Бородулин заерзал на стуле, бросил взгляд на уткнувшуюся в платежные ведомости техническую секретаршу, по привычке пощипал себя за пегую бороду. Прозрачные выпуклые глаза его остановились на мне. И в глазах была неприкрытая ненависть.

— Ладно, я извиняюсь... — с трудом выговорил он. — Но ты, Андрей, тоже не заносись...

— Никаких «но»! — прервал я.

— Извини, — негромко проговорил он, снова бросив взгляд на девушку, но та старательно делала вид, что ничего не слышит.
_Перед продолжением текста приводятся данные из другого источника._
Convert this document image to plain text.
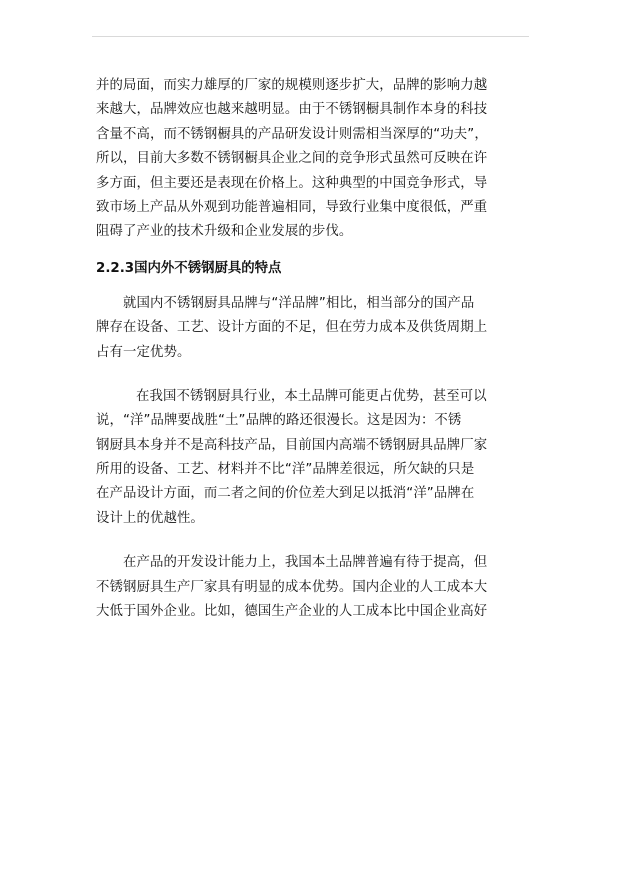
并的局面，而实力雄厚的厂家的规模则逐步扩大，品牌的影响力越
来越大，品牌效应也越来越明显。由于不锈钢橱具制作本身的科技
含量不高，而不锈钢橱具的产品研发设计则需相当深厚的“功夫”，
所以，目前大多数不锈钢橱具企业之间的竞争形式虽然可反映在许
多方面，但主要还是表现在价格上。这种典型的中国竞争形式，导
致市场上产品从外观到功能普遍相同，导致行业集中度很低，严重
阻碍了产业的技术升级和企业发展的步伐。
2.2.3国内外不锈钢厨具的特点
就国内不锈钢厨具品牌与“洋品牌”相比，相当部分的国产品
牌存在设备、工艺、设计方面的不足，但在劳力成本及供货周期上
占有一定优势。
在我国不锈钢厨具行业，本土品牌可能更占优势，甚至可以
说，“洋”品牌要战胜“土”品牌的路还很漫长。这是因为：不锈
钢厨具本身并不是高科技产品，目前国内高端不锈钢厨具品牌厂家
所用的设备、工艺、材料并不比“洋”品牌差很远，所欠缺的只是
在产品设计方面，而二者之间的价位差大到足以抵消“洋”品牌在
设计上的优越性。
在产品的开发设计能力上，我国本土品牌普遍有待于提高，但
不锈钢厨具生产厂家具有明显的成本优势。国内企业的人工成本大
大低于国外企业。比如，德国生产企业的人工成本比中国企业高好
Я вышел из кабинета. Телевизионщики закончили свою работу, сворачивали черные кабели с блестящими соединениями, убирали в чехлы аппаратуру. Олежка Боровой, Осип Осинский и Тодик Минский с Додиком Киевским стояли у широкого окна и о чем- то оживленно беседовали. Увидев меня, Боровой с улыбкой на розовом лице подошел, пожал руку, упрекнул, что редко заглядываю. Осинский так и не отвел рассеянного взгляда от окна, а Тодик с Додиком, перебивая друг друга, застрекотали, как кузнечики, про какое-то собрание общественности в университете, про разгромную статью об этом сборище. В ней все выступающие были подвергнуты резкой критике. Я уже заметил, что у нас чаще всего бывает так: набросятся на кого-либо и жалят во всех печатных органах, а вот жертве не дают высказаться. Читают люди, не подозревая того, что им навязывают тщательно подготовленное мнение о том или ином событии. Несправедливо это, неправильно. Демократия называется! В печатных органах заранее сговариваются, на кого выливать ушаты грязи! И выливают, а защищаться негде. Да и гласность, о которой громко кричат на всех перекрестках, предоставлена лишь тем, кто имеет возможность напечататься.